\section*{\centering Reproducibility Summary}
\subsubsection*{Scope of Reproducibility}
We examine the reproducibility of compositional generalization results from the task of semantic parsing. We aim to reproduce results from \cite{shaw-etal-2021-compositional}, \cite{kim2021sequencetosequence}, and \cite{kim-linzen-2020-cogs} and seek to verify the claims that 1. A model shouldn't be expected to perform well on non-synthetic datasets just because it performs well on SCAN \cite{shaw-etal-2021-compositional}, 
2. The approaches from \cite{shaw-etal-2021-compositional} and \cite{kim2021sequencetosequence} meet or exceed baseline performance on compositional generalization tests, and 
3. NQG-T5 \cite{shaw-etal-2021-compositional} outperforms baselines on both synthetic and natural data.
4. NQG \cite{shaw-etal-2021-compositional} performs well on the instances that it is able to generate a prediction, but it faces the barrier of not being able to generate predictions for all instances.

\subsubsection*{Methodology}

We reuse the authors' code along with additional code to run extra experiments, and we re-implement scripts whose support is deprecated. Eight 32GB GPUs were used for experiments, with a detailed description in Section~\ref{sec:comp-requirements}. 

\subsubsection*{Results}

Claim 1 is verified: the model with the highest performance on SCAN does not maintain its high performance on other datasets (Section \ref{sec:res:perf}). Claims 2 and 3 are verified, with a comparison of performance between NQG-T5 and the selected baseline models in \cite{shaw-etal-2021-compositional} and \cite{kim2021sequencetosequence}. Claim 4 is also verified by computing the coverage and precision of NQG in Section~\ref{sec:coverage}.
Overall, accuracy for most experiments reaches within 2\% of that reported in the original paper, with a deviation that our T5 achieves higher performance on some splits and slightly lower performance on one split than reported previously.

\subsubsection*{What was easy}
All papers provide clearly-written code and informative documentation, as well as lists of hyperparameters that are used for experiments.
The papers also describe their approaches clearly, making the experimental workflow easy to follow.
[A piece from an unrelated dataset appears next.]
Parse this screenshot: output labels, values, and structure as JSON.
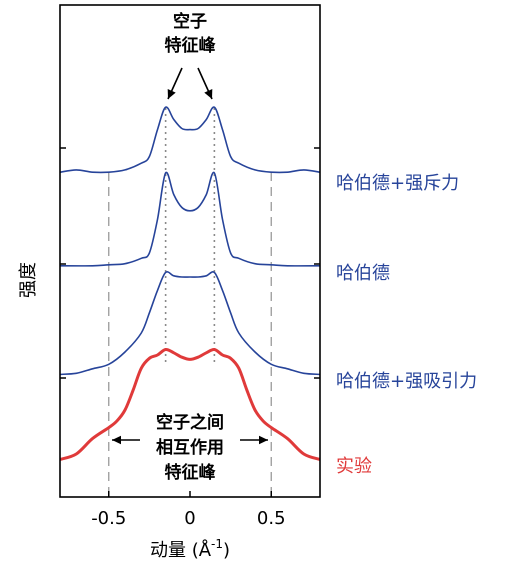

\subsubsection*{What was difficult}

The exact match evaluation metric is formulated somewhat differently across all three papers, leading to non-negligible value differences, as discussed in Section \ref{sec:em-amb}.
We also had to re-implement some training scripts because an original dependency is no longer supported.
Moreover, some experiments are computationally expensive: \cite{shaw-etal-2021-compositional} used TPUs for experiments, while our replication with GPUs takes several days to train a single T5 model.

\subsubsection*{Communication with original authors}
The authors of all three papers provided us with useful instruction to work with their methods and constructive feedback on the draft.